La préparation des prochaines élections locales poussent à la concurrence pour se placer en bonne position et dans cette course à la tête d’affiche, Jean-Luc Mélenchon met la barre très haut, annonçant attaquer les maires sortants de gauche dans 140 villes où LFI fait un score élevé aux législatives. Comme les accords NUPES puis NFP leur ont accordé la quasi totalité des villes de banlieue, ils sont prêts à attaquer la gauche presque partout. Pour gagner quoi ? Pas faire reculer l’extrême-droite, qui a pourtant fait un score élevé dans 270 villes ! pas empêcher un retour de la droite dans les grandes agglomérations gagnées par la gauche en 2020 !

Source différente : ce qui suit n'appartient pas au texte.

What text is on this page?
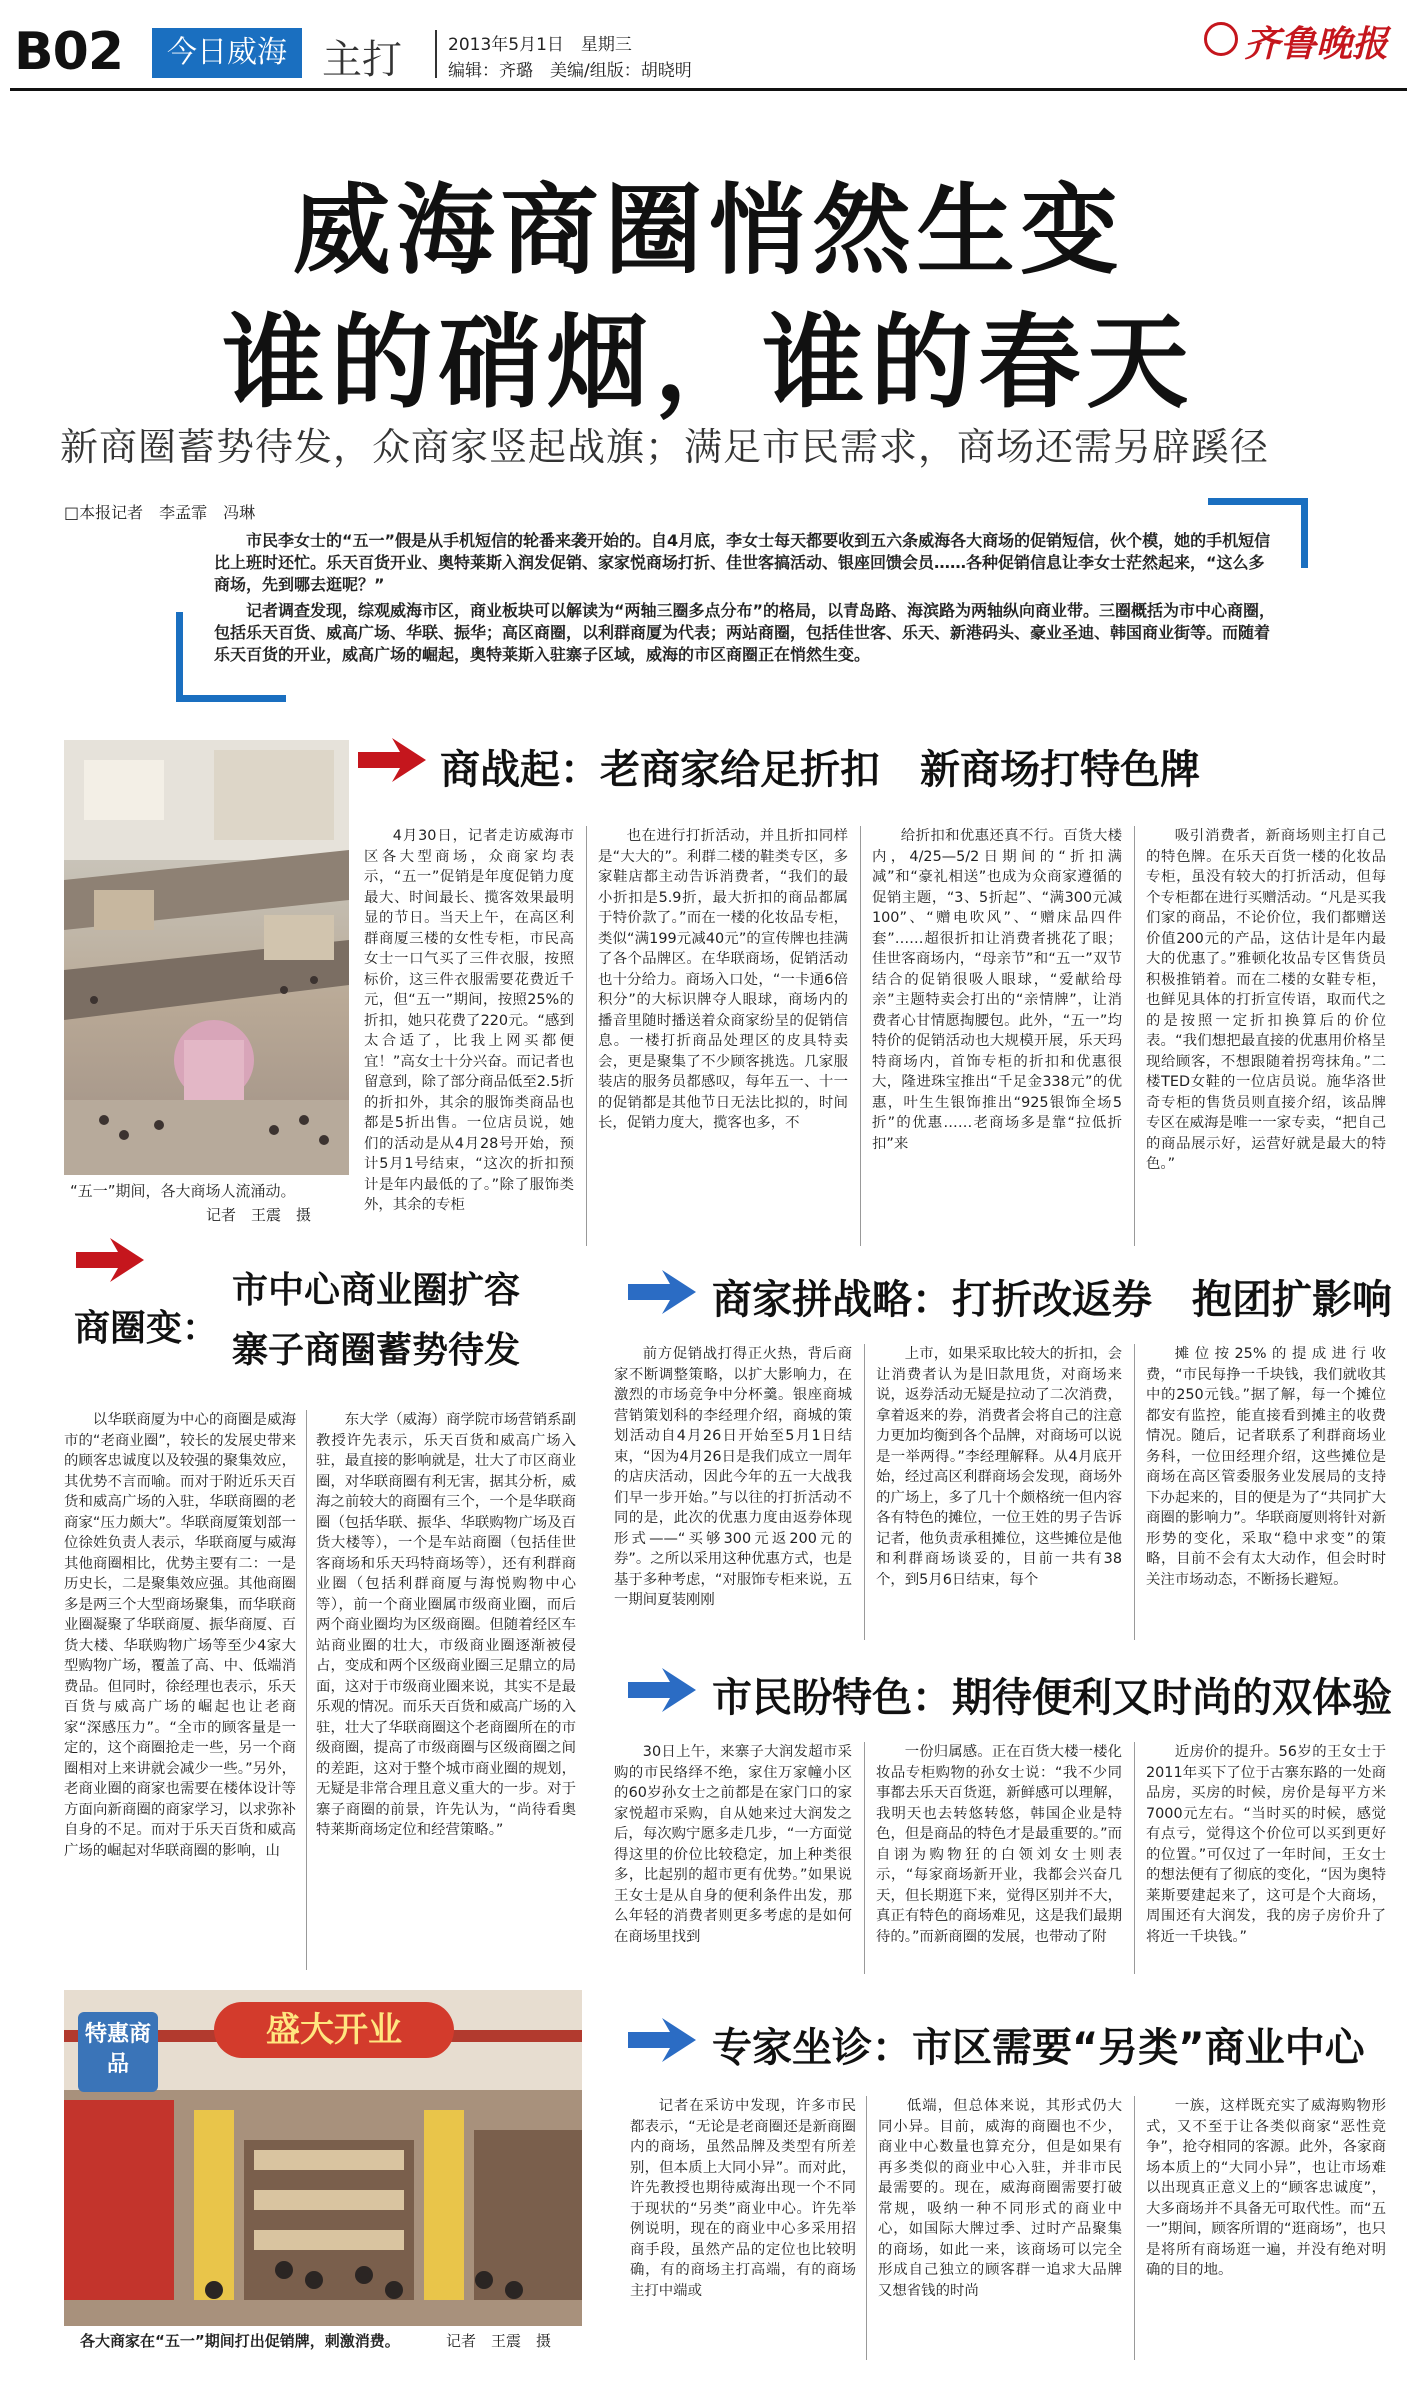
B02	今日威海 主打	2013年5月1日　星期三
编辑：齐璐　美编/组版：胡晓明
齐鲁晚报
威海商圈悄然生变
谁的硝烟，谁的春天
新商圈蓄势待发，众商家竖起战旗；满足市民需求，商场还需另辟蹊径
□本报记者　李孟霏　冯琳
市民李女士的“五一”假是从手机短信的轮番来袭开始的。自4月底，李女士每天都要收到五六条威海各大商场的促销短信，伙个模，她的手机短信比上班时还忙。乐天百货开业、奥特莱斯入润发促销、家家悦商场打折、佳世客搞活动、银座回馈会员……各种促销信息让李女士茫然起来，“这么多商场，先到哪去逛呢？”
记者调查发现，综观威海市区，商业板块可以解读为“两轴三圈多点分布”的格局，以青岛路、海滨路为两轴纵向商业带。三圈概括为市中心商圈，包括乐天百货、威高广场、华联、振华；高区商圈，以利群商厦为代表；两站商圈，包括佳世客、乐天、新港码头、豪业圣迪、韩国商业街等。而随着乐天百货的开业，威高广场的崛起，奥特莱斯入驻寨子区域，威海的市区商圈正在悄然生变。
“五一”期间，各大商场人流涌动。
记者　王震　摄
商战起：老商家给足折扣　新商场打特色牌

4月30日，记者走访威海市区各大型商场，众商家均表示，“五一”促销是年度促销力度最大、时间最长、揽客效果最明显的节日。当天上午，在高区利群商厦三楼的女性专柜，市民高女士一口气买了三件衣服，按照标价，这三件衣服需要花费近千元，但“五一”期间，按照25%的折扣，她只花费了220元。“感到太合适了，比我上网买都便宜！”高女士十分兴奋。而记者也留意到，除了部分商品低至2.5折的折扣外，其余的服饰类商品也都是5折出售。一位店员说，她们的活动是从4月28号开始，预计5月1号结束，“这次的折扣预计是年内最低的了。”除了服饰类外，其余的专柜

也在进行打折活动，并且折扣同样是“大大的”。利群二楼的鞋类专区，多家鞋店都主动告诉消费者，“我们的最小折扣是5.9折，最大折扣的商品都属于特价款了。”而在一楼的化妆品专柜，类似“满199元减40元”的宣传牌也挂满了各个品牌区。在华联商场，促销活动也十分给力。商场入口处，“一卡通6倍积分”的大标识牌夺人眼球，商场内的播音里随时播送着众商家纷呈的促销信息。一楼打折商品处理区的皮具特卖会，更是聚集了不少顾客挑选。几家服装店的服务员都感叹，每年五一、十一的促销都是其他节日无法比拟的，时间长，促销力度大，揽客也多，不

给折扣和优惠还真不行。百货大楼内，4/25—5/2日期间的“折扣满减”和“豪礼相送”也成为众商家遵循的促销主题，“3、5折起”、“满300元减100”、“赠电吹风”、“赠床品四件套”……超很折扣让消费者挑花了眼；佳世客商场内，“母亲节”和“五一”双节结合的促销很吸人眼球，“爱献给母亲”主题特卖会打出的“亲情牌”，让消费者心甘情愿掏腰包。此外，“五一”均特价的促销活动也大规模开展，乐天玛特商场内，首饰专柜的折扣和优惠很大，隆进珠宝推出“千足金338元”的优惠，叶生生银饰推出“925银饰全场5折”的优惠……老商场多是靠“拉低折扣”来

吸引消费者，新商场则主打自己的特色牌。在乐天百货一楼的化妆品专柜，虽没有较大的打折活动，但每个专柜都在进行买赠活动。“凡是买我们家的商品，不论价位，我们都赠送价值200元的产品，这估计是年内最大的优惠了。”雅顿化妆品专区售货员积极推销着。而在二楼的女鞋专柜，也鲜见具体的打折宣传语，取而代之的是按照一定折扣换算后的价位表。“我们想把最直接的优惠用价格呈现给顾客，不想跟随着拐弯抹角。”二楼TED女鞋的一位店员说。施华洛世奇专柜的售货员则直接介绍，该品牌专区在威海是唯一一家专卖，“把自己的商品展示好，运营好就是最大的特色。”

商圈变：
市中心商业圈扩容
寨子商圈蓄势待发

以华联商厦为中心的商圈是威海市的“老商业圈”，较长的发展史带来的顾客忠诚度以及较强的聚集效应，其优势不言而喻。而对于附近乐天百货和威高广场的入驻，华联商圈的老商家“压力颇大”。华联商厦策划部一位徐姓负责人表示，华联商厦与威海其他商圈相比，优势主要有二：一是历史长，二是聚集效应强。其他商圈多是两三个大型商场聚集，而华联商业圈凝聚了华联商厦、振华商厦、百货大楼、华联购物广场等至少4家大型购物广场，覆盖了高、中、低端消费品。但同时，徐经理也表示，乐天百货与威高广场的崛起也让老商家“深感压力”。“全市的顾客量是一定的，这个商圈抢走一些，另一个商圈相对上来讲就会减少一些。”另外，老商业圈的商家也需要在楼体设计等方面向新商圈的商家学习，以求弥补自身的不足。而对于乐天百货和威高广场的崛起对华联商圈的影响，山

东大学（威海）商学院市场营销系副教授许先表示，乐天百货和威高广场入驻，最直接的影响就是，壮大了市区商业圈，对华联商圈有利无害，据其分析，威海之前较大的商圈有三个，一个是华联商圈（包括华联、振华、华联购物广场及百货大楼等），一个是车站商圈（包括佳世客商场和乐天玛特商场等），还有利群商业圈（包括利群商厦与海悦购物中心等），前一个商业圈属市级商业圈，而后两个商业圈均为区级商圈。但随着经区车站商业圈的壮大，市级商业圈逐渐被侵占，变成和两个区级商业圈三足鼎立的局面，这对于市级商业圈来说，其实不是最乐观的情况。而乐天百货和威高广场的入驻，壮大了华联商圈这个老商圈所在的市级商圈，提高了市级商圈与区级商圈之间的差距，这对于整个城市商业圈的规划，无疑是非常合理且意义重大的一步。对于寨子商圈的前景，许先认为，“尚待看奥特莱斯商场定位和经营策略。”

商家拼战略：打折改返券　抱团扩影响

前方促销战打得正火热，背后商家不断调整策略，以扩大影响力，在激烈的市场竞争中分杯羹。银座商城营销策划科的李经理介绍，商城的策划活动自4月26日开始至5月1日结束，“因为4月26日是我们成立一周年的店庆活动，因此今年的五一大战我们早一步开始。”与以往的打折活动不同的是，此次的优惠力度由返券体现形式——“买够300元返200元的券”。之所以采用这种优惠方式，也是基于多种考虑，“对服饰专柜来说，五一期间夏装刚刚

上市，如果采取比较大的折扣，会让消费者认为是旧款甩货，对商场来说，返券活动无疑是拉动了二次消费，拿着返来的券，消费者会将自己的注意力更加均衡到各个品牌，对商场可以说是一举两得。”李经理解释。从4月底开始，经过高区利群商场会发现，商场外的广场上，多了几十个颇格统一但内容各有特色的摊位，一位王姓的男子告诉记者，他负责承租摊位，这些摊位是他和利群商场谈妥的，目前一共有38个，到5月6日结束，每个

摊位按25%的提成进行收费，“市民每挣一千块钱，我们就收其中的250元钱。”据了解，每一个摊位都安有监控，能直接看到摊主的收费情况。随后，记者联系了利群商场业务科，一位田经理介绍，这些摊位是商场在高区管委服务业发展局的支持下办起来的，目的便是为了“共同扩大商圈的影响力”。华联商厦则将针对新形势的变化，采取“稳中求变”的策略，目前不会有太大动作，但会时时关注市场动态，不断扬长避短。

市民盼特色：期待便利又时尚的双体验

30日上午，来寨子大润发超市采购的市民络绎不绝，家住万家幢小区的60岁孙女士之前都是在家门口的家家悦超市采购，自从她来过大润发之后，每次购宁愿多走几步，“一方面觉得这里的价位比较稳定，加上种类很多，比起别的超市更有优势。”如果说王女士是从自身的便利条件出发，那么年轻的消费者则更多考虑的是如何在商场里找到

一份归属感。正在百货大楼一楼化妆品专柜购物的孙女士说：“我不少同事都去乐天百货逛，新鲜感可以理解，我明天也去转悠转悠，韩国企业是特色，但是商品的特色才是最重要的。”而自诩为购物狂的白领刘女士则表示，“每家商场新开业，我都会兴奋几天，但长期逛下来，觉得区别并不大，真正有特色的商场难见，这是我们最期待的。”而新商圈的发展，也带动了附

近房价的提升。56岁的王女士于2011年买下了位于古寨东路的一处商品房，买房的时候，房价是每平方米7000元左右。“当时买的时候，感觉有点亏，觉得这个价位可以买到更好的位置。”可仅过了一年时间，王女士的想法便有了彻底的变化，“因为奥特莱斯要建起来了，这可是个大商场，周围还有大润发，我的房子房价升了将近一千块钱。”

特惠商品
盛大开业
各大商家在“五一”期间打出促销牌，刺激消费。	记者　王震　摄
专家坐诊：市区需要“另类”商业中心

记者在采访中发现，许多市民都表示，“无论是老商圈还是新商圈内的商场，虽然品牌及类型有所差别，但本质上大同小异”。而对此，许先教授也期待威海出现一个不同于现状的“另类”商业中心。许先举例说明，现在的商业中心多采用招商手段，虽然产品的定位也比较明确，有的商场主打高端，有的商场主打中端或

低端，但总体来说，其形式仍大同小异。目前，威海的商圈也不少，商业中心数量也算充分，但是如果有再多类似的商业中心入驻，并非市民最需要的。现在，威海商圈需要打破常规，吸纳一种不同形式的商业中心，如国际大牌过季、过时产品聚集的商场，如此一来，该商场可以完全形成自己独立的顾客群一追求大品牌又想省钱的时尚

一族，这样既充实了威海购物形式，又不至于让各类似商家“恶性竞争”，抢夺相同的客源。此外，各家商场本质上的“大同小异”，也让市场难以出现真正意义上的“顾客忠诚度”，大多商场并不具备无可取代性。而“五一”期间，顾客所谓的“逛商场”，也只是将所有商场逛一遍，并没有绝对明确的目的地。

Pourtant, les dernières partielles sont inquiétantes pour la gauche dans son ensemble et pour LFI en particulier. Dans l’Isère, LFI perd un siège de député contre un macroniste ! A Villeneuve (Val de Marne), LFI passe de 40% aux européennes a seulement 25% dans une élection tirée par le député sortant où LFI a mobilisé toutes ses forces… Et c’est vrai de toute la gauche, dans la métropole de Lyon, la vice-présidente écologiste perd 14 points sur 2020 dans une municipale partielle !

Tous ceux qui croient préparer 2026 comme une bataille entre forces de gauche sont irresponsables ou aveugles. Au moment ou une véritable internationale d’extrême-droite s’organise autour de Trump, où la totalité des grandes plateformes numériques US suivent Musk dans une véritable guerre médiatique des réseaux sociaux au service de cette extrême-droite, où l’exaspération populaire peut conduire à un raz-de-marée à droite, il y a urgence à rassembler les forces populaires autour d’un projet progressiste !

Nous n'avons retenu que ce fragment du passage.